I'm interested in the following problem. We are given a probability density p on R, that is a continuous positive function which integrates to 1. What are the weakest possible conditions on p such that there exists a K>0 satisfying
$$\int_{\mathbb{R}}{|p(x+y)-p(x)|dx}<K|y|,\quad\forall y\in\mathbb{R}$$
or equivalently
$$\sup_{y\in\mathbb{R}}\frac{\int_{\mathbb{R}}{|p(x+y)-p(x)|dx}}{|y|}<\infty.$$

I assume there must be conditions like bounded variation, continuous first derivative or something similar.

If we denote
$$\Delta(y)=\int_{\mathbb{R}}{|p(x+y)-p(x)|dx}$$

it seems clear that only the behavior around y=0 matters; because $\Delta$ is continuous it must take on its maximum on the compact set $\{y:\varepsilon\leq |y|\leq R\}$, R>2, which we denote by M. This means that
$$\sup_{\{y:\varepsilon\leq |y|\leq R\}}\frac{\Delta(y)}{|y|}\leq\frac{M}{\varepsilon}.$$

The easy estimate $\Delta(u)\leq 2$ implies
$$\sup_{\{y:|y|\geq R\}}\frac{\Delta(y)}{|y|}\leq 1$$
so one only needs to worry about $\{y:|y|\leq \varepsilon\}$ and I think that it is here that the derivative of p enters the game.

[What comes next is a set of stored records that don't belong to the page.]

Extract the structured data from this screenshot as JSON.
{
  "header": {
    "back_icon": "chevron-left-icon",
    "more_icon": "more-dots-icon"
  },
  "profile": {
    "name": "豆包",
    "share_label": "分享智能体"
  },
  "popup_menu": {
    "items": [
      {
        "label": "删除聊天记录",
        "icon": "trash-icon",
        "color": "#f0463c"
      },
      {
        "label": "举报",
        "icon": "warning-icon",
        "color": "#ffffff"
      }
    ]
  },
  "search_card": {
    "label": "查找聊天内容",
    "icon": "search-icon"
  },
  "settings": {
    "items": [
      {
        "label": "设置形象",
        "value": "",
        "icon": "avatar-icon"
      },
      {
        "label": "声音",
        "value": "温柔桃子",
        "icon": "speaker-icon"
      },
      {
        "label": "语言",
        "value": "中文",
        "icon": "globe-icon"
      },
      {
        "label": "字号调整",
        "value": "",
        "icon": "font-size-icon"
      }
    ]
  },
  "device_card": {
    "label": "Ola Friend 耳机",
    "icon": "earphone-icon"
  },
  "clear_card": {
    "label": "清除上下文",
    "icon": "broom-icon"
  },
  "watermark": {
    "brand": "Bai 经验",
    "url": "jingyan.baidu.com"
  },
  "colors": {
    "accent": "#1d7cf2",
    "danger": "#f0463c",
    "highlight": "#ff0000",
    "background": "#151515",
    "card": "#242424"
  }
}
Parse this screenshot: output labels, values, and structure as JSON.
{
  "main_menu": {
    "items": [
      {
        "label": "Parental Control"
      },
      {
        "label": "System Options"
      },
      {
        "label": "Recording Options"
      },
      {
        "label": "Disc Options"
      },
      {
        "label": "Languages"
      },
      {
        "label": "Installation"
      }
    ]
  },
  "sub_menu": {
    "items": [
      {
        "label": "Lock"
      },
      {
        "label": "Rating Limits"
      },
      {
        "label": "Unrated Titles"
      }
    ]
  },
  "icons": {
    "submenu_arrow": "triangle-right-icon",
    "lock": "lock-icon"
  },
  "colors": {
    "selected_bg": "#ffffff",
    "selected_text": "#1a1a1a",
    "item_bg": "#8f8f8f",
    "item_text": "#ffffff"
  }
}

I would appreciate very much any thoughts on the problem,

regards,
Pere

2. Nov 20, 2009

Pere Callahan

Sorry to bring this thread up, but it seems to me that bounded variation is indeed one way to go.

At least for univariate step functions f it seems clear that

$$\lim_{u\to 0}\frac{1}{|u|}\int_{\mathbb{R}}{dv|f(v-u)-fv|}=||f||_{\text{Variation}}$$

Does anyone know if a similar result holds for continuous functions? Or maybe even in a multivariate setting.

I'd very much appreciate any thoughts,

Thanks,

Pere